26 Aprile 2018

Pd: “Senza il 25 aprile ’45 Laura Cavandoli non sarebbe in Parlamento”

Pd: “Senza il 25 aprile ’45 Laura Cavandoli non sarebbe in Parlamento”

La deputata non ha partecipato al corteo. Maestri: “Dovrebbe scusarsi per l’assenza”


Arriva la replica del Pd alle affermazioni della deputata della Lega, Laura Cavandoli, che ha deciso di non partecipare alla manifestazione del 25 aprile organizzata in città. Riteniamo molto grave che i neoparlamentari della Lega di Parma non abbiano partecipato alla manifestazione del 25 aprile, ma è addirittura inaccettabile che una di loro, l’onorevole Laura Cavandoli, si spinga a scrivere “dopo l’8 settembre 1943 in Italia c’è stata una guerra civile che ha visto alcuni schierati da una parte e altri dall’altra parte, entrambi erano mossi da convinzioni valide e giuste”.

Non c’è stata nessuna guerra civile: da una parte ci sono stati coraggiosi italiani che hanno scelto di prendere le armi e lottare per riconquistare la libertà perduta, dall’altra un esercito straniero occupante, supportato da  quel che restava di un regime criminale”. Ad affermarlo sono il Gruppo Consiliare e la Segretaria cittadina del Partito Democratico di Parma.
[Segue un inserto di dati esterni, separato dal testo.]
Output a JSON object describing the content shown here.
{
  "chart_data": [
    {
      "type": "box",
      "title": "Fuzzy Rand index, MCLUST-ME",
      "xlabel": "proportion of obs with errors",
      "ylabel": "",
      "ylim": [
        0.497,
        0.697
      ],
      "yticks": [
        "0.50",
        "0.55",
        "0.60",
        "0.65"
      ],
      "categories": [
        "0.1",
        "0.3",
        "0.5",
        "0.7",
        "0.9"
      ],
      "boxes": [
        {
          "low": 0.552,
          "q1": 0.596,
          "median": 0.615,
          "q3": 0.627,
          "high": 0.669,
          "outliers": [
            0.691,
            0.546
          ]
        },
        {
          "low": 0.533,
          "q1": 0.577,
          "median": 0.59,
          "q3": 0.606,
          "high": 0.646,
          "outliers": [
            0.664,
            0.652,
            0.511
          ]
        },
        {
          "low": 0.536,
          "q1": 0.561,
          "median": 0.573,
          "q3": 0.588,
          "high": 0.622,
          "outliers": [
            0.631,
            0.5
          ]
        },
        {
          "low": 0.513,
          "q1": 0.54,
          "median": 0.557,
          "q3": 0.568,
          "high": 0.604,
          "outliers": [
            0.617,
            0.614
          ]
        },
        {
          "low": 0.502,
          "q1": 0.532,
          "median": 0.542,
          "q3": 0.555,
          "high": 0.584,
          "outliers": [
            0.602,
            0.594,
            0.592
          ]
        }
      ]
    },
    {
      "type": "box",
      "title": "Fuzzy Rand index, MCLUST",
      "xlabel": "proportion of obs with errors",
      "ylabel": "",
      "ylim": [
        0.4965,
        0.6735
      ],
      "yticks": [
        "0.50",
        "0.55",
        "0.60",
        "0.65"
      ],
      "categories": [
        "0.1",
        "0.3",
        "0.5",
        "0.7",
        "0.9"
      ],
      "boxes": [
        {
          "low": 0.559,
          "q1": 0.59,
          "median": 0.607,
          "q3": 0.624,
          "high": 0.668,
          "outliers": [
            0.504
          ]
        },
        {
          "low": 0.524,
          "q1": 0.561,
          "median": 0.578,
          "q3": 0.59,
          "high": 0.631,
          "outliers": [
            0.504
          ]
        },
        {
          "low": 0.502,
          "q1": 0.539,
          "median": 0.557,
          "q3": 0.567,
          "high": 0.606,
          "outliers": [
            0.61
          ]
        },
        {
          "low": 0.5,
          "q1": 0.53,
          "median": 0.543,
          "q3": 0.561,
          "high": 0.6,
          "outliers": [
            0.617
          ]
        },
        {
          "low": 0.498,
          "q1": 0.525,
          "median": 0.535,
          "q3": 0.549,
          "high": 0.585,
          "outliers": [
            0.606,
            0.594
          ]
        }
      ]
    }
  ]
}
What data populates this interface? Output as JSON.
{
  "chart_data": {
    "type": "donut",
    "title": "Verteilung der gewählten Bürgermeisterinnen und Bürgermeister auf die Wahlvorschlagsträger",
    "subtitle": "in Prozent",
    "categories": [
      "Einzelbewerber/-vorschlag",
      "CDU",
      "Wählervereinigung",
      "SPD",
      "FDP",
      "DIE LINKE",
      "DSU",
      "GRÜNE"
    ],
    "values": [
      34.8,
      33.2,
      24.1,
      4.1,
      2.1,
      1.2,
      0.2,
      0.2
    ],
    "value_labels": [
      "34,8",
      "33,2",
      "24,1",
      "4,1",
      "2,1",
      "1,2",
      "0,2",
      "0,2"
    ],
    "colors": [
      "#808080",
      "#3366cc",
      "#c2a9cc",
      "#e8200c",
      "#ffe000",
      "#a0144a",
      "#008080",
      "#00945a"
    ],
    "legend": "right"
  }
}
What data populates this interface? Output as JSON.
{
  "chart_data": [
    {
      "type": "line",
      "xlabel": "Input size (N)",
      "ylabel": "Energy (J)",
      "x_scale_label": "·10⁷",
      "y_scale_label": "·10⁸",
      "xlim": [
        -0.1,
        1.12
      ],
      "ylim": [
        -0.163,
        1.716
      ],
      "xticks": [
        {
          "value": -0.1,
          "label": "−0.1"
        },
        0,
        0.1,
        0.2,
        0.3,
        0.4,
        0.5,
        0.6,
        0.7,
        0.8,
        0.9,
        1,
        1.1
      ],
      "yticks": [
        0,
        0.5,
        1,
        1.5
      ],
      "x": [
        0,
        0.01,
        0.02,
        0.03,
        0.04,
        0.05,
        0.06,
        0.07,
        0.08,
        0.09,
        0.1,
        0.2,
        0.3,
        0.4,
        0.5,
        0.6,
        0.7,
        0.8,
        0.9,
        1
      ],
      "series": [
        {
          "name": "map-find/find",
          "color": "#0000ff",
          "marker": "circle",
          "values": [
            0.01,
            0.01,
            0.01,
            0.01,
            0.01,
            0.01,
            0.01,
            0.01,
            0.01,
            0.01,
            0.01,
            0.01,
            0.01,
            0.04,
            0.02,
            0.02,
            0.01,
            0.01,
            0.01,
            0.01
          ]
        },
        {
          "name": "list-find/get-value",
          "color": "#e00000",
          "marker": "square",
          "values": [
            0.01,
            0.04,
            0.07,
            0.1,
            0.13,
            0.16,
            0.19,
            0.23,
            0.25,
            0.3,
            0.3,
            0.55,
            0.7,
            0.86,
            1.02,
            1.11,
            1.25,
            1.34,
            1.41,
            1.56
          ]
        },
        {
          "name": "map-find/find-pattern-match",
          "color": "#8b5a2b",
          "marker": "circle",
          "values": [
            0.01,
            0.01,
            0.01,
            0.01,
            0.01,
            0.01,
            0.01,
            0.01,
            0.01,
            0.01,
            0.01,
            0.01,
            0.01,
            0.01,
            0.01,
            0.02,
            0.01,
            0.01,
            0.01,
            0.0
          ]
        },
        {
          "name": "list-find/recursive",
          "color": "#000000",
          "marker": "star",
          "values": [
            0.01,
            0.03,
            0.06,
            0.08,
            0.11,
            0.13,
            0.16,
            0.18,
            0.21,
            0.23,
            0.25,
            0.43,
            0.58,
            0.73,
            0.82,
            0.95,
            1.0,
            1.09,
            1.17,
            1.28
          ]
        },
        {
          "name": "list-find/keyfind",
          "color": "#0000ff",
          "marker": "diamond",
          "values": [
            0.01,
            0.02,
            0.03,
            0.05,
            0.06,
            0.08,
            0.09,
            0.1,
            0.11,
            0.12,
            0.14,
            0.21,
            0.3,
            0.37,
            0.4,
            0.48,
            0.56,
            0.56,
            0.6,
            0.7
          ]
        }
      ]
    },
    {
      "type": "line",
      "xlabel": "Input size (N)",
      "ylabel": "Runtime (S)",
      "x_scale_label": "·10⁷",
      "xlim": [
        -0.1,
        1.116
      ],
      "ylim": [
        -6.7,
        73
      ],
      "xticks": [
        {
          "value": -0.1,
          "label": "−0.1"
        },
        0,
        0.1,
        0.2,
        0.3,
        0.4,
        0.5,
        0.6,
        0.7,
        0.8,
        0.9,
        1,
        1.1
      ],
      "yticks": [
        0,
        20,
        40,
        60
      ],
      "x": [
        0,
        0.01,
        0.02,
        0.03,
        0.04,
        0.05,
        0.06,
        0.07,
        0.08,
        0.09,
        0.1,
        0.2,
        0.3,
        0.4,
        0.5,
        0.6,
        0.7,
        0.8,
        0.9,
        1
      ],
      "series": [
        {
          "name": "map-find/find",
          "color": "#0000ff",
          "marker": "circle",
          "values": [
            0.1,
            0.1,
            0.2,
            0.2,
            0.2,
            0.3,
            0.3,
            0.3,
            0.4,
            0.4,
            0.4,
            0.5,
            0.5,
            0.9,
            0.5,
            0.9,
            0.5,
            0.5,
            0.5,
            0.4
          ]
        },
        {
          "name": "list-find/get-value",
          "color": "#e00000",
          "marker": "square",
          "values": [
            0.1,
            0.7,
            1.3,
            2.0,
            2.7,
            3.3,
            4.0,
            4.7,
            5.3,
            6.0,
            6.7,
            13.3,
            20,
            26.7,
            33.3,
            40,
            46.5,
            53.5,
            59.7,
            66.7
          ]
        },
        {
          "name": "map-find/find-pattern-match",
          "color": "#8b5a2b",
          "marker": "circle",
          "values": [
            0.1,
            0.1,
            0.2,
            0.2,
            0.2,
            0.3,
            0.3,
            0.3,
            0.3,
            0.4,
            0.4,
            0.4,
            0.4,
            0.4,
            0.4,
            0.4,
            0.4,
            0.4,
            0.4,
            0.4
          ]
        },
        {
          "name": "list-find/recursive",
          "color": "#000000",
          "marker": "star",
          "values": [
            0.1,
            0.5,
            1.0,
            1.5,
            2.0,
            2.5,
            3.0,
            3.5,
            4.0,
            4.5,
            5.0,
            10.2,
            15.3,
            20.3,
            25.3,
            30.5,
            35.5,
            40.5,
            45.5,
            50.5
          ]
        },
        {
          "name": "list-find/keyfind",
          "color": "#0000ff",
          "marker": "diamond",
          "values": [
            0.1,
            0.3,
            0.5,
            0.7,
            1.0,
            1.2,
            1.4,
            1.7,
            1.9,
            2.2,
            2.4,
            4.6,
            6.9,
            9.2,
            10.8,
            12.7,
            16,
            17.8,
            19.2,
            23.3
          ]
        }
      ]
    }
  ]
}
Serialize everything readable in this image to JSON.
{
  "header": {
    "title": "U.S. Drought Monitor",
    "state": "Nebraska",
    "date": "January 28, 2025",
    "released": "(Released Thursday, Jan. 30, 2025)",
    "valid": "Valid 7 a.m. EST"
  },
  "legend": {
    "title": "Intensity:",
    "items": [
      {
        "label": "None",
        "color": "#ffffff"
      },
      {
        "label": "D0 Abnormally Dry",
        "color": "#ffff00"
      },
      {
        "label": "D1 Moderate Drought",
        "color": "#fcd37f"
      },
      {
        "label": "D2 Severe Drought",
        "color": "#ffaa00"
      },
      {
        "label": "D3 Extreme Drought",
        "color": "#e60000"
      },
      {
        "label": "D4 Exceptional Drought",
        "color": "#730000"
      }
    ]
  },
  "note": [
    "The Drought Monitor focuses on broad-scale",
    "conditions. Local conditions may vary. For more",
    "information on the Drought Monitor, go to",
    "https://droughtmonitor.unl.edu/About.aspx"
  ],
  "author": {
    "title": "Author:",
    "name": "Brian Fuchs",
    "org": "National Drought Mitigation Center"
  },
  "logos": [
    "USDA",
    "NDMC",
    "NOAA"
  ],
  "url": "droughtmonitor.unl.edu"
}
“Ma a quali “convinzioni valide e giuste” si riferisce la deputata leghista? Alle leggi razziali, ai campi di concentramento, alle stragi indiscriminate compiute a danno di cittadini inermi ed avversari politici? A una distorta interpretazione di un supposto “amor di patria”, quando la vera Italia non era quella della famigerata RSI ma quella che le si opponeva? Se l’onorevole Cavandoli, o chi per lei, pensa di usare la carica istituzionale per tentare di riscrivere la storia o di confondere le idee alle persone, specie più giovani, sappia che il Partito Democratico e la maggior parte dei cittadini di Parma, città medaglia d’oro per la Resistenza, faranno di tutto, in modo democratico, perché ciò non avvenga”.

Parole dure anche quelle di Patrizia Maestri, secondo cui Laura Cavandoli e chi, come lei, non ha partecipato alla manifestazione dovrebbe chiedere scusa. “Sento il dovere di ricordarle che se non ci fosse stato il 25 aprile 1945 e se avessero vinto i sostenitori del nazismo, del fascismo e della Repubblica Sociale, il 4 marzo non ci sarebbero stata elezioni libere e democratiche e la “nostra” parlamentare non potrebbe oggi fregiarsi di un titolo di cui evidentemente non ha ancora ben compreso il significato – ha spiegato la Maestri.

“Ancor prima di essere una faziosa militante revisionista, Laura Cavandoli, oggi dovrebbe sentire il dovere di rappresentare tutti i parmigiani e tutti gli italiani. E per questo dovrebbe scusarsi per la sua ingiustificata assenza dalle manifestazioni di ieri, al pari dei suoi colleghi parlamentari leghisti”.